Senior Vice President and General Counsel
Two Seaport Lane
Suite 1300
Boston, MA 02210
(Name and address of agent for service)
617-345-0100
(Telephone number, including area code, of agent for service)
Indicate by check mark whether the registrant is a large accelerated filer, an accelerated filer, a non-accelerated filer or a smaller reporting company. See definition of accelerated filer, large accelerated filer and smaller reporting company in Rule 12b-2 of the Exchange Act. (Check one):
Large accelerated filer | x | Accelerated filer | ¨ | |||
Non-accelerated filer | ¨ (Do not check if a smaller reporting company) | Smaller Reporting Company | ¨ |
DEREGISTRATION OF SECURITIES
Cabot Corporation (the Registrant) is filing this Post-Effective to each of the below Registration Statements on Form S-8 (collectively, the Registration Statements) to deregister any and all securities previously registered under the Registration Statement that remain unsold as of the date hereof and to terminate the effectiveness of the Registration Statements.
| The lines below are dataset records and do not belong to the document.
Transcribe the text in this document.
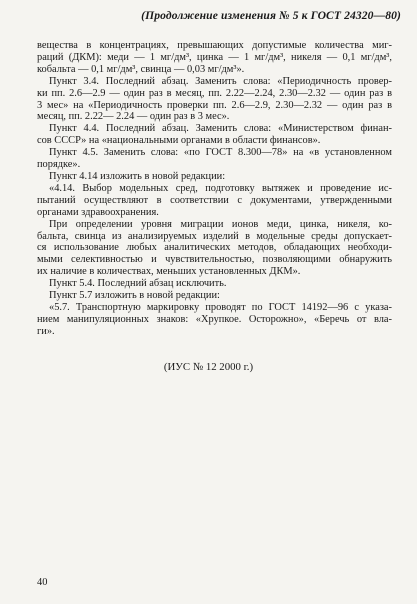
(Продолжение изменения № 5 к ГОСТ 24320—80)
вещества в концентрациях, превышающих допустимые количества миг-
раций (ДКМ): меди — 1 мг/дм³, цинка — 1 мг/дм³, никеля — 0,1 мг/дм³,
кобальта — 0,1 мг/дм³, свинца — 0,03 мг/дм³».
Пункт 3.4. Последний абзац. Заменить слова: «Периодичность провер-
ки пп. 2.6—2.9 — один раз в месяц, пп. 2.22—2.24, 2.30—2.32 — один раз в
3 мес» на «Периодичность проверки пп. 2.6—2.9, 2.30—2.32 — один раз в
месяц, пп. 2.22— 2.24 — один раз в 3 мес».
Пункт 4.4. Последний абзац. Заменить слова: «Министерством финан-
сов СССР» на «национальными органами в области финансов».
Пункт 4.5. Заменить слова: «по ГОСТ 8.300—78» на «в установленном
порядке».
Пункт 4.14 изложить в новой редакции:
«4.14. Выбор модельных сред, подготовку вытяжек и проведение ис-
пытаний осуществляют в соответствии с документами, утвержденными
органами здравоохранения.
При определении уровня миграции ионов меди, цинка, никеля, ко-
бальта, свинца из анализируемых изделий в модельные среды допускает-
ся использование любых аналитических методов, обладающих необходи-
мыми селективностью и чувствительностью, позволяющими обнаружить
их наличие в количествах, меньших установленных ДКМ».
Пункт 5.4. Последний абзац исключить.
Пункт 5.7 изложить в новой редакции:
«5.7. Транспортную маркировку проводят по ГОСТ 14192—96 с указа-
нием манипуляционных знаков: «Хрупкое. Осторожно», «Беречь от вла-
ги».
(ИУС № 12 2000 г.)
40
The shares are being deregistered and the Registration Statements are being terminated because the plans referenced below have expired or been terminated.
(1) Registration Statement No. 333-136484, filed with the Securities and Exchange Commission (the Commission) on August 8, 2010, registering 520,300 shares of common stock, par value $1.00 (the Common Stock), issuable pursuant to the 1996 Equity Incentive Plan and 84,400 shares of Common Stock issuable pursuant to the 1999 Equity Incentive Plan;
(2) Registration Statement No. 333-96879, filed with the Commission on July 22, 2002, registering 3,000,000 shares of Common Stock, issuable pursuant to the 1999 Equity Incentive Plan;
(3) Registration Statement No. 333-82353, filed with the Commission on July 6, 1999, registering 3,000,000 shares of Common Stock, issuable pursuant to the 1999 Equity Incentive Plan;
(4) Registration Statement No. 333-06629, filed with the Securities and Exchange Commission (the Commission) on June 21, 1996, registering 400,000 shares of Common Stock, issuable pursuant to the Non-Employee Directors Stock Compensation Plan;
(5) Registration Statement No. 333-03683, filed with the Commission on May 14, 1996, registering 2,800,000 shares of Common Stock, issuable pursuant to the 1996 Equity Incentive Plan; and
(6) Registration Statement No. 033-53659, filed with the Commission on May 16, 1994, registering 400,000 shares of Common Stock, issuable pursuant to the Equity Incentive Plan.
SIGNATURE
Pursuant to the requirements of the Securities Act of 1933, the Registrant certifies that it has reasonable grounds to believe that it meets all of the requirements for filing on Form S-8 and has duly caused this Post-Effective Amendment to be signed on its behalf by the undersigned, thereunto duly authorized, in the City of Boston, Massachusetts, on January 14, 2015.
CABOT CORPORATION | ||
By: | /s/ PATRICK M. PREVOST | |
Name: | Patrick M. Prevost | |
Title: | President and Chief Executive Officer |
Note: No other person is required to sign this post-effective amendment to the Registration Statement on Form S-8 in reliance on Rule 478 of the Securities Act of 1933, as amended.